I would like to use big data to analyse the US presidency election, in particular, how the recent email-gate scandal affect the public view.

Since I just got the Twitter development account, I stay with Twitter data first. I searched the tweets of last 2 weeks. Due to the limitations of the Twitter api, I can only downloaded the top 100 tweets having the keyword “Biden” per day. I compared it with those having the keyword “trump”.

By using the machine learning sentiment analysis model on the truncated content of the each tweets I got, I can determine whether the comment is positive or negative. Then I will multiply the sentiment value(1 or -1) with the retweet count to come up with the final impression score.

The more positive tweets with more retweets, the higher the final score. Similarly, the more negative tweets with high retweet count, the lower the score ( more negative of the score). Below is the graph of the impression score of Biden and Trump over the last 2 weeks.
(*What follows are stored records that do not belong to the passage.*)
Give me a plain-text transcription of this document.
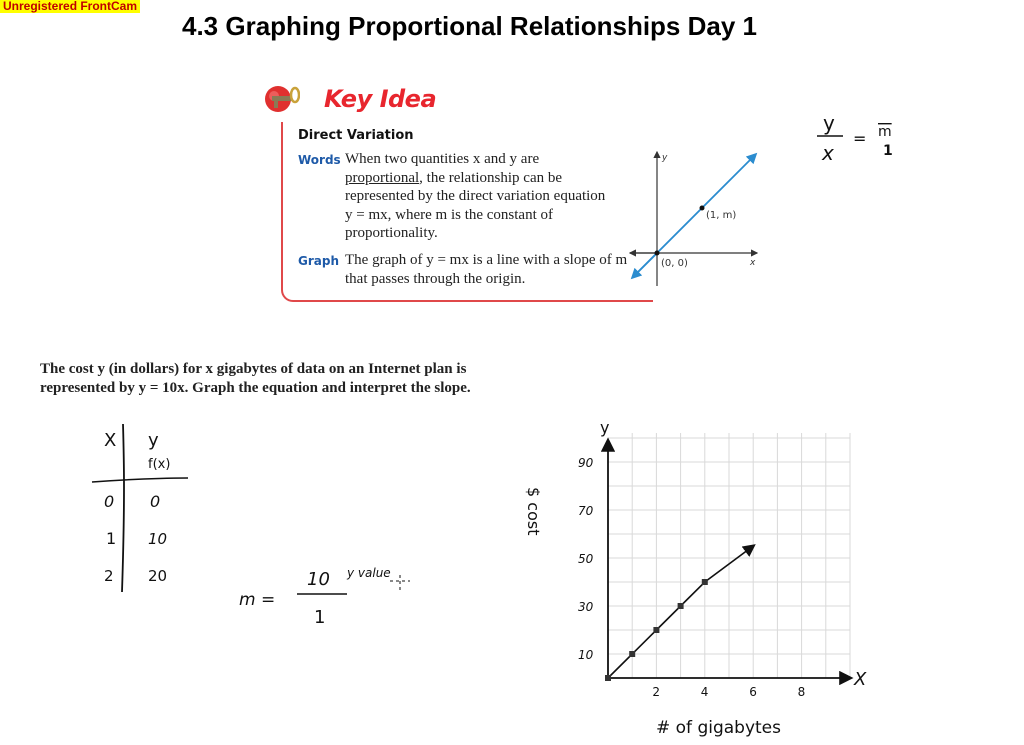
Unregistered FrontCam
4.3 Graphing Proportional Relationships Day 1
Key Idea
Direct Variation
Words When two quantities x and y are proportional, the relationship can be represented by the direct variation equation y = mx, where m is the constant of proportionality.
Graph The graph of y = mx is a line with a slope of m that passes through the origin.
y
x
(1, m)
(0, 0)
y
x
= m
1
The cost y (in dollars) for x gigabytes of data on an Internet plan is
represented by y = 10x. Graph the equation and interpret the slope.
X y
f(x)
0 0
1 10
2 20
m =
10
1
y value
$ cost
y
X
10
30
50
70
90
2	4	6	8
# of gigabytes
The graph showed that Biden in general is higher than Trump. But start from Oct 14, when the email-gate scandal broke out, Biden’s score dropped sharply. Later on, it recovered. It may be because Twitter prohibited people from retweeting the scandal news.

Analyzing with google trends, the graph below showed the trends of the search of the keyword “Hunter Biden emails”. After the peak on 14-Oct, the search count dropped rapidly and stay at low level. If we looked at the distribution across different regions, I found that the attention is only focused in certain states, not many. In conclusion for these 2 posts, the impact of the scandal may not be as worse as people expect.

--

--